Randy Katz reflects on Berkeley's Nobelists

EE Prof. Randy Katz, the current U.C. Berkeley Vice Chancellor for Research, reflects on how the use-inspired research of Berkeley Nobel Prize winners exemplifies the importance of that approach to scientific inquiry.   He illustrates the strength of use-inspired research by comparing it to basic (curiosity-driven) and applied (goal-driven) research, defining it as the "search for fundamental knowledge" with selected "questions and methods based on their relevance to real-world issues."  "One of our great aims is to bring together a broad set of the world’s brightest minds to work on the pressing problems of the day," he says.

Urmila Mahadev Solves Quantum Verification Problem

CS postdoctoral researcher Urmila Mahadev (advisor: Umesh Vazirani) has come up with an interactive protocol by which users with no quantum powers of their own can employ cryptography to put a harness on a quantum computer and drive it wherever they want, with the certainty that the quantum computer is following their orders.  Her work, which addressed the question "How do you know whether a quantum computer has done anything quantum at all?" was awarded the “best paper” and “best student paper” prizes when it was presented at the Symposium on Foundations of Computer Science this month.  CIT computer scientistThomas Vidick calls her result “one of the most outstanding ideas to have emerged at the interface of quantum computing and theoretical computer science in recent years.”

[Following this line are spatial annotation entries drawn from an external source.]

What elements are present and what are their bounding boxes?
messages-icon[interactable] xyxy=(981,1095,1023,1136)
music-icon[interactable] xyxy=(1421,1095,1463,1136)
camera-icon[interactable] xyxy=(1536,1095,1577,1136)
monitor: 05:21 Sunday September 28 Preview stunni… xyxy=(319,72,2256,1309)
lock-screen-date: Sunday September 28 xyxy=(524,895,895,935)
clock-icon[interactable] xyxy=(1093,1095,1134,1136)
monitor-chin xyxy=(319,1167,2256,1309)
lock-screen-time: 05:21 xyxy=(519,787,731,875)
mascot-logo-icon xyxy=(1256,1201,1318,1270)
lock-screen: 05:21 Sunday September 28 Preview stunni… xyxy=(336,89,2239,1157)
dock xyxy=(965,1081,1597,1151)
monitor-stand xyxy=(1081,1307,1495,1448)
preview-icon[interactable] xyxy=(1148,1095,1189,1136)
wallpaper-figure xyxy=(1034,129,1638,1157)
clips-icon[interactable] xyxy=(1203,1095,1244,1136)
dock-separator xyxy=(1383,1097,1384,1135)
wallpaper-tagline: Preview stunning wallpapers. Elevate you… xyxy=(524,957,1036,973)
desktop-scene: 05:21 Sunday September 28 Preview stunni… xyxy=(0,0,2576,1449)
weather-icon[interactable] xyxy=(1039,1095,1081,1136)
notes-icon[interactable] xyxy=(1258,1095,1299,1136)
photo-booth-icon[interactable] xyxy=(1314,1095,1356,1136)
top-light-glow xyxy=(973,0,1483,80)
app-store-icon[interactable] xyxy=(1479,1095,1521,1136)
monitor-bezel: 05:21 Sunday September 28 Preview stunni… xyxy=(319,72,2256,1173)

Deborah Estrin receives MacArthur ‘genius’ award

2008 Distinguished CS Alumna Deborah Estrin (B.S. EECS  '80) has been awarded a 2018 'genius' grant from the the MacArthur Foundation.  Winners are chosen for "solving long-standing scientific and mathematical problems, pushing art forms into new and emerging territories, and addressing the urgent needs of under-resourced communities."  Estrin completed her graduate work at MIT before becoming a professor at USC, UCLA, and eventually Cornell Tech in New York, where she is currently Associate Dean.  She designs "open-source platforms that leverage mobile devices and data to address socio-technological challenges such as personal health management."  She was among the first to ascertain the potential of using the digital traces of people's daily lives for participatory mobile health.